In Annual Events, Legislative Agenda, Legislative Breakfast

LEGISLATIVE AGENDA:

Early Intervention and Special Education Services

March, 2015

Early Intervention Services

  • Legislators must provide a 4.8% funding increase to preserve essential Early Intervention services.

Early Intervention (EI) is an investment that actually pays for itself in the long run. EI provides developmental and therapeutic services to infants and toddlers with quantified delays, ages birth to 3—the optimal time for affecting permanent brain development. Studies show that EI increases children’s skills and thereby reduces future need for costly government services and supports.

EI providers are in financial distress. State rates for EI have been inadequate since the inception of this program over 20 years ago. Incredibly, those initial inadequate rates have significantly diminished since then: there has been only one paltry increase in the last 13 years, but several cuts, including a 5% cut five years ago and several targeted cuts in New York City that resulted in additional decreases of up to 9%! To make matters worse, EI providers have been compelled to bill private insurers and Medicaid for EI services, a fiscally onerous burden for which they receive no reimbursement.

EI programs throughout the state have closed, casualties of the appalling reimbursement rate. Most of the former EI providers are large, experienced non-profits with expertise in cerebral palsy, autism, complex medical conditions, and other developmental disabilities. Few, if any, new providers possess comparable expertise. Every day, the remaining providers continue to assess whether they can afford to continue. Without a significant rate increase, EI programs will disappear, depriving young children and their families of the very services that could change their lives.

 

Preschool Special Education Services

  • The Legislature must provide an interim 5% tuition increase as well as a statutory index for annual tuition increases for 4410 classroom-based special education preschool programs.

The public schools assign many students with disabilities to the 4410 non-public special education preschools because the public preschools provide only limited special education services. The 4410 schools are an extension of the public sector.

With no tuition increases for six years, despite rising costs, these special education preschools are dangling by a thread. They are running huge deficits, losing thousands of dollars per child. They have already cut staff, delayed repairs, reduced benefits, and taken other emergency measures. Now, with nothing more left to cut, providers are facing the wrenching decision of whether to close.

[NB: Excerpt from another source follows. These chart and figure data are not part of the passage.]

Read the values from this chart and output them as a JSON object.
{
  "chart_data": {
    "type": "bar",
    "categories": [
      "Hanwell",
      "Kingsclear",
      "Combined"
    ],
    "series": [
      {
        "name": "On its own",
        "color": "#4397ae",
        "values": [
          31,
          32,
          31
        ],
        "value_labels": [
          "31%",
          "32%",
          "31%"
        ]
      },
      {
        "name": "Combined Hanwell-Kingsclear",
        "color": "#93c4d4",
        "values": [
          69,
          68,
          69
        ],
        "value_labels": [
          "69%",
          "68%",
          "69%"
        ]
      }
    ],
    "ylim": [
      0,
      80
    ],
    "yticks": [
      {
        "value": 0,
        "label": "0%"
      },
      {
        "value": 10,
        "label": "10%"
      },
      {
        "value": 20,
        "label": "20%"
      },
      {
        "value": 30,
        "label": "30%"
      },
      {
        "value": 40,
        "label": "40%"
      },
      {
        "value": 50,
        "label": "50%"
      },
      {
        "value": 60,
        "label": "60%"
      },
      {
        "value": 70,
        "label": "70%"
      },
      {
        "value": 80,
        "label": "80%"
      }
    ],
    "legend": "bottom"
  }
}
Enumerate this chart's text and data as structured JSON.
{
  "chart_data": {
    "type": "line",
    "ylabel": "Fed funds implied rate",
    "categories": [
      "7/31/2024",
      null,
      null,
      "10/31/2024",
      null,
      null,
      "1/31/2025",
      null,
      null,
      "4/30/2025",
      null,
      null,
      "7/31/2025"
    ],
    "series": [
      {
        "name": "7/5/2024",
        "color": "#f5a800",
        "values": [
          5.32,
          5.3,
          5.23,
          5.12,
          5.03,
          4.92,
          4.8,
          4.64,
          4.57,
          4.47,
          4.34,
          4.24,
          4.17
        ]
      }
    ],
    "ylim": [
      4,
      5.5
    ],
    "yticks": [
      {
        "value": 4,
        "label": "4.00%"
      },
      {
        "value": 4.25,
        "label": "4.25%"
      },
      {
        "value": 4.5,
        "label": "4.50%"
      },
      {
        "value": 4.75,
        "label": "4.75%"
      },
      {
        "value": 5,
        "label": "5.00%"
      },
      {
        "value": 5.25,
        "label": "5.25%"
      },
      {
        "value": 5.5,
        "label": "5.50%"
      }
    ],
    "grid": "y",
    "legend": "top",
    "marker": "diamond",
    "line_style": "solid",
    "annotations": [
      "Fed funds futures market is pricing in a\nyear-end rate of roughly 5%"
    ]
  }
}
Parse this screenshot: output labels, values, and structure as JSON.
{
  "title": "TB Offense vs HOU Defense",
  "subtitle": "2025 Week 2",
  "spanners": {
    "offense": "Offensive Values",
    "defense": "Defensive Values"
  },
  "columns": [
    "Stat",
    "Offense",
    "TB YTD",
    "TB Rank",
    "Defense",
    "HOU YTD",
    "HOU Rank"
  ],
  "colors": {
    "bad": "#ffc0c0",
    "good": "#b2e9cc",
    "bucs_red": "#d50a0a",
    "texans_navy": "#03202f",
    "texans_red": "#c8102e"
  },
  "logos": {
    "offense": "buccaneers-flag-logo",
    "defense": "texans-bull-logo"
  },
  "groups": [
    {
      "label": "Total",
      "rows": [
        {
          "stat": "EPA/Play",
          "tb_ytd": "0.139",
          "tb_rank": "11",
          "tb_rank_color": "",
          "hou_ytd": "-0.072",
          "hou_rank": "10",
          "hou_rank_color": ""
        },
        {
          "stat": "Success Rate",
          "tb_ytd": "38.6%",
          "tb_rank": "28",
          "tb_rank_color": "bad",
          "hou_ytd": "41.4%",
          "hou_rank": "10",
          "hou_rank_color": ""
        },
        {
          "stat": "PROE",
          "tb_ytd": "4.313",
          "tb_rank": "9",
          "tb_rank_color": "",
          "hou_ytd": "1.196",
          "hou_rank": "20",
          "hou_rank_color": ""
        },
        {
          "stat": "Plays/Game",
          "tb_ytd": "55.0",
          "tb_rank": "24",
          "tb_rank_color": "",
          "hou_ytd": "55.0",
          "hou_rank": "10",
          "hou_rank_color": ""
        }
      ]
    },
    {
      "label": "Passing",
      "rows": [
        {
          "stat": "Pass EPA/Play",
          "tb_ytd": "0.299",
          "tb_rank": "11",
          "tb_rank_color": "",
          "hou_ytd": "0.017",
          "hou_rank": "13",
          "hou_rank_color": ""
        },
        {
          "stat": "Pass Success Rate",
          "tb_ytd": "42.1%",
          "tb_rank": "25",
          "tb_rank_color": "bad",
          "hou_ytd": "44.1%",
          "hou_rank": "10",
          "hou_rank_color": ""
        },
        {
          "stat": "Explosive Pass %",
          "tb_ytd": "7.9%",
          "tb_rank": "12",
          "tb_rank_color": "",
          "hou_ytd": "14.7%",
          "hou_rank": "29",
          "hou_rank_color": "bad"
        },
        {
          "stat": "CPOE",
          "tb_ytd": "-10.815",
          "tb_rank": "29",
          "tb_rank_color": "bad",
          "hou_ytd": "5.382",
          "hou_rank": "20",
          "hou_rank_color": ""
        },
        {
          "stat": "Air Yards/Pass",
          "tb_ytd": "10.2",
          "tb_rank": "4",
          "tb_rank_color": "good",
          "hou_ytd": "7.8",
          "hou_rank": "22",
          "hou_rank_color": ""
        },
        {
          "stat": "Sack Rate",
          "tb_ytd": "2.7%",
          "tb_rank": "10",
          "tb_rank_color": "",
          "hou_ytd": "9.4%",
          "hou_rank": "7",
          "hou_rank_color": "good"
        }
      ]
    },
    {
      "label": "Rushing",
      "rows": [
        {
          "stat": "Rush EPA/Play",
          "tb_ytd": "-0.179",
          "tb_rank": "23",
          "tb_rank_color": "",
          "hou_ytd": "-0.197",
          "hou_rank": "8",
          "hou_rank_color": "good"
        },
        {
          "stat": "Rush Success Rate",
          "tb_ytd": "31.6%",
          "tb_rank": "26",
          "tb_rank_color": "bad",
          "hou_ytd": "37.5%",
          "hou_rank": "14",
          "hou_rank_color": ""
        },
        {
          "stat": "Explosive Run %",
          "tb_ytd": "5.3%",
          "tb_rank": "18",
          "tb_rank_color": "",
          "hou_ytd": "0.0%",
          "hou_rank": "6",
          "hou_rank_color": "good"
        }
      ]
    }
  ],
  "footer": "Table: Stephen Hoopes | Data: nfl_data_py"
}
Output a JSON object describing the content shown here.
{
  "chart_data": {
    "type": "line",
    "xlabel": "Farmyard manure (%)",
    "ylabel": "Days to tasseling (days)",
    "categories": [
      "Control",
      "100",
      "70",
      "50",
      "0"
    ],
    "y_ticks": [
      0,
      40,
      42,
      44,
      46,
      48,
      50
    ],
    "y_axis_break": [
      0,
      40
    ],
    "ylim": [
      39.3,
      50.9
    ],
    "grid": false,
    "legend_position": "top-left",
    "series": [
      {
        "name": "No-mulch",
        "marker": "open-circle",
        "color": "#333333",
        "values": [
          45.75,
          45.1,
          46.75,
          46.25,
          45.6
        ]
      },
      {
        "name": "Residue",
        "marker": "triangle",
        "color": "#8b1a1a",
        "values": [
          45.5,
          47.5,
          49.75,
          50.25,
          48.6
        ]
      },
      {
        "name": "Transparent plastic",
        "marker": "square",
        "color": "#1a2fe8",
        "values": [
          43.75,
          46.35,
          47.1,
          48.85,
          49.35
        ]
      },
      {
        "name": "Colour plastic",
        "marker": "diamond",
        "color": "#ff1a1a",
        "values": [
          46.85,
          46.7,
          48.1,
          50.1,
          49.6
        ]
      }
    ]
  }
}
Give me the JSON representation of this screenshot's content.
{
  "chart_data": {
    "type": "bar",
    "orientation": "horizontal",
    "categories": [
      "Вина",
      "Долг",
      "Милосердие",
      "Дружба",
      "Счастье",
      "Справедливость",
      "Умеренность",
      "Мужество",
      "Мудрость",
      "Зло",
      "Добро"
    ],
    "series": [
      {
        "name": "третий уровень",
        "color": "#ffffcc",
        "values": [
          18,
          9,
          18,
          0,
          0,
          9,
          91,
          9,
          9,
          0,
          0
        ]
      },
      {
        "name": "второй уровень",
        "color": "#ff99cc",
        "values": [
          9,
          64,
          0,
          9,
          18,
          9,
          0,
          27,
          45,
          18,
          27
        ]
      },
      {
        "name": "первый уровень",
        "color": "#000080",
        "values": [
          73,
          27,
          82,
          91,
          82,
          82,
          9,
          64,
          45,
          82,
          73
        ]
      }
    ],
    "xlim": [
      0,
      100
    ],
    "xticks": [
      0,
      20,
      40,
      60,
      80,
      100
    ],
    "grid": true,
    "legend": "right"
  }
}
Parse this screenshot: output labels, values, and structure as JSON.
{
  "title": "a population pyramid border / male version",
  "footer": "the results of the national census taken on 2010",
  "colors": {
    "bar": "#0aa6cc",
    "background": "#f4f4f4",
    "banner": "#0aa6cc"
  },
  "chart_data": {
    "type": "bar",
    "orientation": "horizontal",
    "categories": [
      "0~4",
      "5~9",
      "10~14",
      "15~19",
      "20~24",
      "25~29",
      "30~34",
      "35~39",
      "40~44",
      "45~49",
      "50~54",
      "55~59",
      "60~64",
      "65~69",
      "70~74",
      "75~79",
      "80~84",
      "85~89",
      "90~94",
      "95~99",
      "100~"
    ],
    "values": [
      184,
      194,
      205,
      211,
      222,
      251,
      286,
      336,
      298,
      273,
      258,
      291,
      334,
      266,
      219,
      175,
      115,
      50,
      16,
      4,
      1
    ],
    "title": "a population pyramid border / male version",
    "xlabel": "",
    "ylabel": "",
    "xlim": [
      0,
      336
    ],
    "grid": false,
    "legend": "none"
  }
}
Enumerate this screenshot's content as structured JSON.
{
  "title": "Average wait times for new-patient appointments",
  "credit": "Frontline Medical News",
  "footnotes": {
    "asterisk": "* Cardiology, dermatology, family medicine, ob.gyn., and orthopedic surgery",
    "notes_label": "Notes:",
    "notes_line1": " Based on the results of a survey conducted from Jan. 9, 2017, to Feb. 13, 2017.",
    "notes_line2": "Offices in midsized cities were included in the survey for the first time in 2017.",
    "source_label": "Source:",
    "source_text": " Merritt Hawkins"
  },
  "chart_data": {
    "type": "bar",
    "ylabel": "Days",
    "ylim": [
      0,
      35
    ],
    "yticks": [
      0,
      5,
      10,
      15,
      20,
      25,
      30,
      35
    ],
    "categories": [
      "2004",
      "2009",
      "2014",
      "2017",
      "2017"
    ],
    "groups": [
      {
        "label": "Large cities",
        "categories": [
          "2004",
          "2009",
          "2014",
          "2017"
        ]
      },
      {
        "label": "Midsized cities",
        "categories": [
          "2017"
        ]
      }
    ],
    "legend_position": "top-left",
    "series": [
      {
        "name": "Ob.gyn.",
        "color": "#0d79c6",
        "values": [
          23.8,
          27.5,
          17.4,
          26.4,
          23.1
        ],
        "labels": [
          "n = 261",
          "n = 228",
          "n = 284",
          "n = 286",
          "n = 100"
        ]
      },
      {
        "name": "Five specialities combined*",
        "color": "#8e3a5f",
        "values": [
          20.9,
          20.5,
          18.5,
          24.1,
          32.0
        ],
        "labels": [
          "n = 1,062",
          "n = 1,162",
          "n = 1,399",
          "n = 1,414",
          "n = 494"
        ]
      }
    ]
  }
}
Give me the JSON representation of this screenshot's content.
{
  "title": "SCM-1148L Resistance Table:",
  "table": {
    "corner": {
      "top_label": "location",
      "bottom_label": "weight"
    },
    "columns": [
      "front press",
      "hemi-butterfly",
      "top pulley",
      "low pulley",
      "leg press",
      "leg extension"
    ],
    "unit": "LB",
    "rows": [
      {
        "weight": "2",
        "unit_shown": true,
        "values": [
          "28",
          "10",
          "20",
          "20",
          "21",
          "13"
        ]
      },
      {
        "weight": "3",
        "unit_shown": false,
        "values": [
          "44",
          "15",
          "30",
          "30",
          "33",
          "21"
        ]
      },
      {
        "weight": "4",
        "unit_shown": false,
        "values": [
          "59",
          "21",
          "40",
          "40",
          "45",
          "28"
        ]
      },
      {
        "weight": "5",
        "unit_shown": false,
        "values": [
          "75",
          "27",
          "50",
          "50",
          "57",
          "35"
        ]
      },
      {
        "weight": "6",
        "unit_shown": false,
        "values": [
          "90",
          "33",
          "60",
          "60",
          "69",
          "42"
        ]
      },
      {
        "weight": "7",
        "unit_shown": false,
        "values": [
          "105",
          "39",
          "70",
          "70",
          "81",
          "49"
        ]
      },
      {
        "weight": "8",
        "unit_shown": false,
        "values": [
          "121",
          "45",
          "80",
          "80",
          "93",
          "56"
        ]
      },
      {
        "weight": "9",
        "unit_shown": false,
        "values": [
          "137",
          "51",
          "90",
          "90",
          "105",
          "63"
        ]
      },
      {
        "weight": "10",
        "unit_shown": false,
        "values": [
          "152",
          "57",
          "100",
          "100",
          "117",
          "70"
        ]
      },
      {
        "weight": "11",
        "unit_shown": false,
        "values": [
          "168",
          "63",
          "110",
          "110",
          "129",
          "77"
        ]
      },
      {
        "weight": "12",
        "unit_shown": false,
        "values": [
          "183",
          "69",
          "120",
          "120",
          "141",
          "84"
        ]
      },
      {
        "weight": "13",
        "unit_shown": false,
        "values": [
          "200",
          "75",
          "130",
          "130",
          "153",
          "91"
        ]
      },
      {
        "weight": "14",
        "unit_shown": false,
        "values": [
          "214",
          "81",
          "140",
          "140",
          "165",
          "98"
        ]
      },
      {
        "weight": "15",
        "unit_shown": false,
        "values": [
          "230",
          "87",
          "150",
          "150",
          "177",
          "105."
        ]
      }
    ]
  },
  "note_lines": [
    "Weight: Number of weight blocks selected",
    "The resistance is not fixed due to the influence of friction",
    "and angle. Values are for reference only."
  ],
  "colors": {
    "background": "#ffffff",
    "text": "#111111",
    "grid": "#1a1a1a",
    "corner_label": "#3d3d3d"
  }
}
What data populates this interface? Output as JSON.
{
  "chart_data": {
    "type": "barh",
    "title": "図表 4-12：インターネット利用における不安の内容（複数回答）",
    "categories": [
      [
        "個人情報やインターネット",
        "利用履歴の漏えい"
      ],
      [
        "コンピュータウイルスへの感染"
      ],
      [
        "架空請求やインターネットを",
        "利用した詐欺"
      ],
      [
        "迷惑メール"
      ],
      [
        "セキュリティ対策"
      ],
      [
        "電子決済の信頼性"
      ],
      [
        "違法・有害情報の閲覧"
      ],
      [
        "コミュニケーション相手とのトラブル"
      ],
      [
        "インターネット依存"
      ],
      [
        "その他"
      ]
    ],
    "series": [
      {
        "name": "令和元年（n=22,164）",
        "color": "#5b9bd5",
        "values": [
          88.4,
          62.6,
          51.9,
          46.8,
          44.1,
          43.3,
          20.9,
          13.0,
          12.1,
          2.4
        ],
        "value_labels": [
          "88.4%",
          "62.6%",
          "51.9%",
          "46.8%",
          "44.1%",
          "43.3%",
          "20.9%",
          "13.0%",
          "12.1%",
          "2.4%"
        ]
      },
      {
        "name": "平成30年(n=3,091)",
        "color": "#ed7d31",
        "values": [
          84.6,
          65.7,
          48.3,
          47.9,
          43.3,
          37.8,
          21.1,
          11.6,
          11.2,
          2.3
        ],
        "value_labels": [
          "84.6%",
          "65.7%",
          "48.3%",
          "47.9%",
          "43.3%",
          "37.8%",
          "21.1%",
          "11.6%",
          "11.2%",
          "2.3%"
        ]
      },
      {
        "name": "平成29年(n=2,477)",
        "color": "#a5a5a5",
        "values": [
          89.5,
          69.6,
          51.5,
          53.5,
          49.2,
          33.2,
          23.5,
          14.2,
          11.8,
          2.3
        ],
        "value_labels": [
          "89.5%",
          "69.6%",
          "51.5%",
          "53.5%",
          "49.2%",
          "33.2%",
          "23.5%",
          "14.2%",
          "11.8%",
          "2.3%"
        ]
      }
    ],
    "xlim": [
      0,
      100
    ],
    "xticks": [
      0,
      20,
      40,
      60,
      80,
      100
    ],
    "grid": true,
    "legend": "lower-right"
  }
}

Public schools receive annual tuition increases, but 4410 preschools do not. The State Education Department should provide a statutory index for annual tuition increases for the 4410 preschools, comparable to the index used to calculate the annual increases for the public schools. Now that New York State has finally recognized the importance of early childhood education and has increased funds for Pre-K, it is unforgivable to deny equivalent resources to its most vulnerable children.

Special Education

  • The Legislature must reject the Governor’s proposal permitting school districts and BOCES to waive state-imposed special education requirements.

Repudiating long-standing student protections, the Governor is proposing, again, to invite school districts and BOCES to apply for a waiver of any state-imposed special education requirement that exceeds federal standards. For example, districts could waive regulations governing class size and ratios, class grouping by age and learning needs, and time frames for implementing the IEP.    The purpose of such regulations was to promote productive learning environments. Waiving them will undermine successful student outcomes. A more productive approach would be for the state to establish a workgroup to explore waiving other types of regulations which offer mandate relief without harm to students.